His initial piece on sport and social class (Bourdieu, 1978) was one of the first commentaries by a major social theorist, apart from the oeuvre of Norbert Elias and his collaborator Eric Dunning, to take sport as a serious sociological issue. His broadening interests reflected his commitment to a wide-ranging sociology of culture, in the realms of education, art, the media, sport and around the general theme of symbolic power. His initial specialism was in anthropology, and his publications in the early 1960s addressed issues concerning gender relations and unemployment in peasant cultures in Algerian society, and were published in rural studies and sociology of work journals. For close to half a century he researched a range of anthropological and sociological topics and, as a consequence, has had an enormously influential impact across the academic world. It is a major contribution to current debates on the theory of culture and a challenge to the major theoretical schools in contemporary sociology.Pierre Bourdieu was one of the most influential social theorists of his generation, both in his home country France and throughout the international sociological community. The topic of Bourdieu’s book is a fascinating one: the strategies of social pretension are always curiously engaging. The social world, he argues, functions simultaneously as a system of power relations and as a symbolic system in which minute distinctions of taste become the basis for social judgment.

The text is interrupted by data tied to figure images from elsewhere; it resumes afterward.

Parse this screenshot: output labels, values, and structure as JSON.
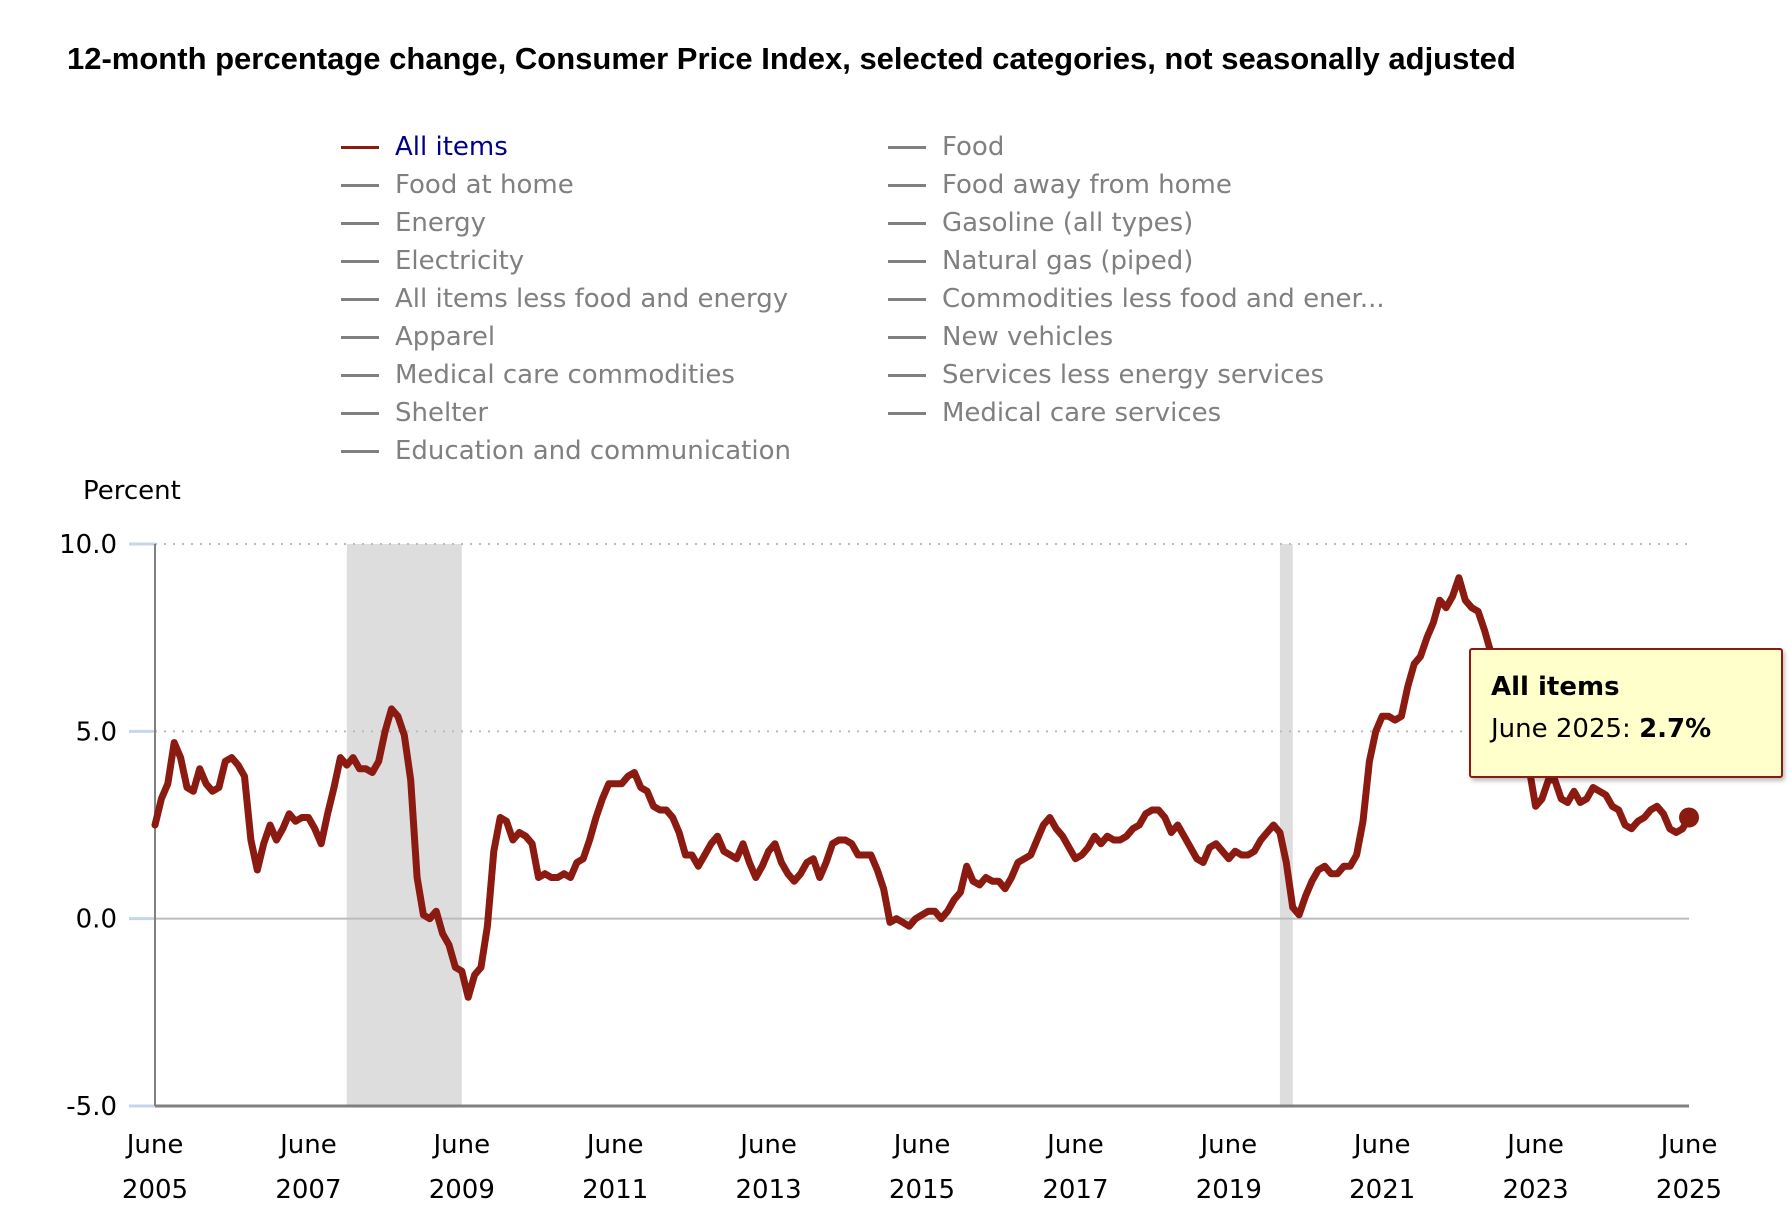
{
  "title": "12-month percentage change, Consumer Price Index, selected categories, not seasonally adjusted",
  "legend": {
    "left": [
      "All items",
      "Food at home",
      "Energy",
      "Electricity",
      "All items less food and energy",
      "Apparel",
      "Medical care commodities",
      "Shelter",
      "Education and communication"
    ],
    "right": [
      "Food",
      "Food away from home",
      "Gasoline (all types)",
      "Natural gas (piped)",
      "Commodities less food and ener...",
      "New vehicles",
      "Services less energy services",
      "Medical care services"
    ],
    "active": "All items"
  },
  "tooltip": {
    "title": "All items",
    "label": "June 2025:",
    "value": "2.7%"
  },
  "colors": {
    "series": "#8b1a10",
    "legend_inactive": "#808080",
    "legend_active": "#00008b",
    "recession": "#dddddd",
    "tooltip_bg": "#ffffcc"
  },
  "chart_data": {
    "type": "line",
    "ylabel": "Percent",
    "ylim": [
      -5,
      10
    ],
    "yticks": [
      "10.0",
      "5.0",
      "0.0",
      "-5.0"
    ],
    "ytick_values": [
      10,
      5,
      0,
      -5
    ],
    "xticks": [
      [
        "June",
        "2005"
      ],
      [
        "June",
        "2007"
      ],
      [
        "June",
        "2009"
      ],
      [
        "June",
        "2011"
      ],
      [
        "June",
        "2013"
      ],
      [
        "June",
        "2015"
      ],
      [
        "June",
        "2017"
      ],
      [
        "June",
        "2019"
      ],
      [
        "June",
        "2021"
      ],
      [
        "June",
        "2023"
      ],
      [
        "June",
        "2025"
      ]
    ],
    "start": "2005-06",
    "end": "2025-06",
    "frequency": "monthly",
    "grid": "dotted horizontal at 5.0 and 10.0",
    "recessions": [
      [
        "2007-12",
        "2009-06"
      ],
      [
        "2020-02",
        "2020-04"
      ]
    ],
    "series": [
      {
        "name": "All items",
        "values": [
          2.5,
          3.2,
          3.6,
          4.7,
          4.3,
          3.5,
          3.4,
          4.0,
          3.6,
          3.4,
          3.5,
          4.2,
          4.3,
          4.1,
          3.8,
          2.1,
          1.3,
          2.0,
          2.5,
          2.1,
          2.4,
          2.8,
          2.6,
          2.7,
          2.7,
          2.4,
          2.0,
          2.8,
          3.5,
          4.3,
          4.1,
          4.3,
          4.0,
          4.0,
          3.9,
          4.2,
          5.0,
          5.6,
          5.4,
          4.9,
          3.7,
          1.1,
          0.1,
          0.0,
          0.2,
          -0.4,
          -0.7,
          -1.3,
          -1.4,
          -2.1,
          -1.5,
          -1.3,
          -0.2,
          1.8,
          2.7,
          2.6,
          2.1,
          2.3,
          2.2,
          2.0,
          1.1,
          1.2,
          1.1,
          1.1,
          1.2,
          1.1,
          1.5,
          1.6,
          2.1,
          2.7,
          3.2,
          3.6,
          3.6,
          3.6,
          3.8,
          3.9,
          3.5,
          3.4,
          3.0,
          2.9,
          2.9,
          2.7,
          2.3,
          1.7,
          1.7,
          1.4,
          1.7,
          2.0,
          2.2,
          1.8,
          1.7,
          1.6,
          2.0,
          1.5,
          1.1,
          1.4,
          1.8,
          2.0,
          1.5,
          1.2,
          1.0,
          1.2,
          1.5,
          1.6,
          1.1,
          1.5,
          2.0,
          2.1,
          2.1,
          2.0,
          1.7,
          1.7,
          1.7,
          1.3,
          0.8,
          -0.1,
          0.0,
          -0.1,
          -0.2,
          0.0,
          0.1,
          0.2,
          0.2,
          0.0,
          0.2,
          0.5,
          0.7,
          1.4,
          1.0,
          0.9,
          1.1,
          1.0,
          1.0,
          0.8,
          1.1,
          1.5,
          1.6,
          1.7,
          2.1,
          2.5,
          2.7,
          2.4,
          2.2,
          1.9,
          1.6,
          1.7,
          1.9,
          2.2,
          2.0,
          2.2,
          2.1,
          2.1,
          2.2,
          2.4,
          2.5,
          2.8,
          2.9,
          2.9,
          2.7,
          2.3,
          2.5,
          2.2,
          1.9,
          1.6,
          1.5,
          1.9,
          2.0,
          1.8,
          1.6,
          1.8,
          1.7,
          1.7,
          1.8,
          2.1,
          2.3,
          2.5,
          2.3,
          1.5,
          0.3,
          0.1,
          0.6,
          1.0,
          1.3,
          1.4,
          1.2,
          1.2,
          1.4,
          1.4,
          1.7,
          2.6,
          4.2,
          5.0,
          5.4,
          5.4,
          5.3,
          5.4,
          6.2,
          6.8,
          7.0,
          7.5,
          7.9,
          8.5,
          8.3,
          8.6,
          9.1,
          8.5,
          8.3,
          8.2,
          7.7,
          7.1,
          6.5,
          6.4,
          6.0,
          5.0,
          4.9,
          4.0,
          3.0,
          3.2,
          3.7,
          3.7,
          3.2,
          3.1,
          3.4,
          3.1,
          3.2,
          3.5,
          3.4,
          3.3,
          3.0,
          2.9,
          2.5,
          2.4,
          2.6,
          2.7,
          2.9,
          3.0,
          2.8,
          2.4,
          2.3,
          2.4,
          2.7
        ]
      }
    ]
  }
}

Distinction by Pierre Bourdieu

Bourdieu finds a world of social meaning in the decision to order bouillabaisse, in our contemporary cult of thinness, in the “California sports” such as jogging and cross-country skiing. The different aesthetic choices people make are all distinctions-that is, choices made in opposition to those made by other classes. What emerges from his analysis is that social snobbery is everywhere in the bourgeois world. Bourdieu bases his study on surveys that took into account the multitude of social factors that play a part in a French person’s choice of clothing, furniture, leisure activities, dinner menus for guests, and many other matters of taste. In the course of everyday life people constantly choose between what they find aesthetically pleasing and what they consider tacky, merely trendy, or ugly. Distinction is at once a vast ethnography of contemporary France and a dissection of the bourgeois mind. France’s leading sociologist focuses here on the French bourgeoisie, its tastes and preferences.

Distinction by Pierre Bourdieu

Pierre Bourdieu brilliantly illuminates this situation of the middle class in the modern world.